On 26/12/08 00:36, Michael Ströder wrote:
Paul Hoffman wrote:
At 7:16 PM +0100 12/25/08, Michael Ströder wrote:
I'd tend to punish a rogue CA by removing their root CA cert from NSS.
I do not see a rogue CA. The evidence of the posts here suggests a flaw
leading to false certs was found and such certs were issued; and that
the CA responded when made aware.
What is rogue about that? Are you saying they didn't respond?
Maybe this serves as a good example to other CAs that the Mozilla CA
policy is really enforced. Otherwise nobody will care.
This is Firefox we're talking about, not IE. Do you really think that
this is going to help end users, or just hurt people who bought
certificates from the lax (not rogue) CA?
PKI is about security.
Security is risks and costs.
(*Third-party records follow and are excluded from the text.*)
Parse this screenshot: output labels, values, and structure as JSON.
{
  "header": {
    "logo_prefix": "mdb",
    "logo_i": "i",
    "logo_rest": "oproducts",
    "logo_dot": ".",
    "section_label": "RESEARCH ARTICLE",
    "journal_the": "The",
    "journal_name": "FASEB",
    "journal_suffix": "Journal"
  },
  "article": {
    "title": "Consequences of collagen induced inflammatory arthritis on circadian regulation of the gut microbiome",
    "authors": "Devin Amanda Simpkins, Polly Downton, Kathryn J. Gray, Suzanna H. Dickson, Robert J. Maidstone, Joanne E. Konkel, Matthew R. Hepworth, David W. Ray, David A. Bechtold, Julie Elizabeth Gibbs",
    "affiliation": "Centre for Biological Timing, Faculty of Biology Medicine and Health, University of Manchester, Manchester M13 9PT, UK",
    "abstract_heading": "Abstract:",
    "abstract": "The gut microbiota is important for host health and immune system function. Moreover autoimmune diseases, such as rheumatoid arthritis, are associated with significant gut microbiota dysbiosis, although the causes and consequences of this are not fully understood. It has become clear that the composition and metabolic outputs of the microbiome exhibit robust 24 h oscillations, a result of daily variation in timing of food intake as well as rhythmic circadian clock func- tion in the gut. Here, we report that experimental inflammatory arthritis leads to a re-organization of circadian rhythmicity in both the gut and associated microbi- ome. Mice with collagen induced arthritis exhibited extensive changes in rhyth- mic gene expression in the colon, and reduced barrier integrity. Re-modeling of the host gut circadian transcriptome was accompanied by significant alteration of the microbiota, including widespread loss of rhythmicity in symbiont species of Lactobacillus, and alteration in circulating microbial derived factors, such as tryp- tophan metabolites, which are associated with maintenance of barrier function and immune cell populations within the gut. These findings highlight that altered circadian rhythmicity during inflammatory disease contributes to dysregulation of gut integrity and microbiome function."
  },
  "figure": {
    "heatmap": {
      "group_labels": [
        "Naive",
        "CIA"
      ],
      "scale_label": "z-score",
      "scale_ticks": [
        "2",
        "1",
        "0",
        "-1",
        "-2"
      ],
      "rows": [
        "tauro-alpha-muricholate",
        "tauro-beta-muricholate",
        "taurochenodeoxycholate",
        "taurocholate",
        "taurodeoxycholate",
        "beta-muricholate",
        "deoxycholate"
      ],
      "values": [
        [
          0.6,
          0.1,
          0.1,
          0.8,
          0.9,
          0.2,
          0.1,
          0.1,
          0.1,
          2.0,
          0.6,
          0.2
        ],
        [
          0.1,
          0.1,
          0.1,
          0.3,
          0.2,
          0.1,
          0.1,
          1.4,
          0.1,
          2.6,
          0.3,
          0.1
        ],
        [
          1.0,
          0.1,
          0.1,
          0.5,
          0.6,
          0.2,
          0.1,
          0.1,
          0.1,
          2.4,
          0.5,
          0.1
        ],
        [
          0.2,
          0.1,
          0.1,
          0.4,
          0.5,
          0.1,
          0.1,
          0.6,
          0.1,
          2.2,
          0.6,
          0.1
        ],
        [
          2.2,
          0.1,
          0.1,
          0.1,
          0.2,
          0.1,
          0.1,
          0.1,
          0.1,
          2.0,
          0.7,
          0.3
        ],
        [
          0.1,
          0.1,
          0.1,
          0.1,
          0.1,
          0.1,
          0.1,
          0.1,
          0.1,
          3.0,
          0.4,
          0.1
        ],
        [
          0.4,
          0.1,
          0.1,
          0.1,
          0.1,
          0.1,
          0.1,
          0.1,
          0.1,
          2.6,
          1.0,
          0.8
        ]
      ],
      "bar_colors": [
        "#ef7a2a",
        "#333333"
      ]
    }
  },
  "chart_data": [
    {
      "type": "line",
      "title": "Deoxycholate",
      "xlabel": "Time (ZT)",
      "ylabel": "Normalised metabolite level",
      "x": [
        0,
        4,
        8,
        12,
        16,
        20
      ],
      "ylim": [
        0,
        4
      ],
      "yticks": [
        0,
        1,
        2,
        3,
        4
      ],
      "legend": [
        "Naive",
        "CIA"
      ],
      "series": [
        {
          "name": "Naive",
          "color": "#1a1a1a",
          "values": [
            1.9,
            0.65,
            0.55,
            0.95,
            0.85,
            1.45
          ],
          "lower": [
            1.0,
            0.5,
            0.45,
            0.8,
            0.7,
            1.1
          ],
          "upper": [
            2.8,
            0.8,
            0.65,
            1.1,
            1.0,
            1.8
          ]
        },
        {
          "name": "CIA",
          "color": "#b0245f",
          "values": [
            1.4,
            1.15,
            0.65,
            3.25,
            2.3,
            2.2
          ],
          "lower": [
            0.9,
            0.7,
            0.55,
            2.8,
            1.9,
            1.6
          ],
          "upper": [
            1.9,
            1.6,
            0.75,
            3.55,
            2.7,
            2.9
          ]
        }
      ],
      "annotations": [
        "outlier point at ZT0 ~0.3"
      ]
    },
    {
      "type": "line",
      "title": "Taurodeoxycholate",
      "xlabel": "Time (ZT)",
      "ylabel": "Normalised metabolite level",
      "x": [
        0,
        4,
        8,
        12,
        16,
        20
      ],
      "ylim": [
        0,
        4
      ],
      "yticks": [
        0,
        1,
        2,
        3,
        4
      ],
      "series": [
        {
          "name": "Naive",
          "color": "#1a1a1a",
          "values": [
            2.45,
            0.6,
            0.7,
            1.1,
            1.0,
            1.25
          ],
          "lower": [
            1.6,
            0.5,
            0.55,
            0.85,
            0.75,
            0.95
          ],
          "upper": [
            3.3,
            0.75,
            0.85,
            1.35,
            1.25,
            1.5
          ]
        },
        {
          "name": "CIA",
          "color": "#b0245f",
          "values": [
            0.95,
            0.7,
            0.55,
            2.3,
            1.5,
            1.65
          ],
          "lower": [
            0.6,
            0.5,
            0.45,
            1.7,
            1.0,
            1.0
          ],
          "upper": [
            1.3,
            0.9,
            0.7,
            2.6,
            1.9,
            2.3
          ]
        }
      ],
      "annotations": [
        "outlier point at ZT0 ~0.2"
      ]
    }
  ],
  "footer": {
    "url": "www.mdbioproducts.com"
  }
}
In this case, there is low risk and zero
costs. Perhaps because the problem was caught early on, but security is
about real hard facts not conjecture.
(If you want real hard costs and losses and grief, check out phishing.
Where's the lynch mob when we are dealing with phishing, I wonder?)
Strange I have to remind you about that. There is
a Mozilla CA policy which was violated possibly causing a risk for
end-users. Mozilla has to give some evidence to the community and CAs
that the policy is enforced.
But it has! Mozilla talked to the CA. The CA is dealing with it.
There are emails to that extent, posted here.
What else is necessary? And more importantly, why?
iang, curiosity mode switched to hard-ON.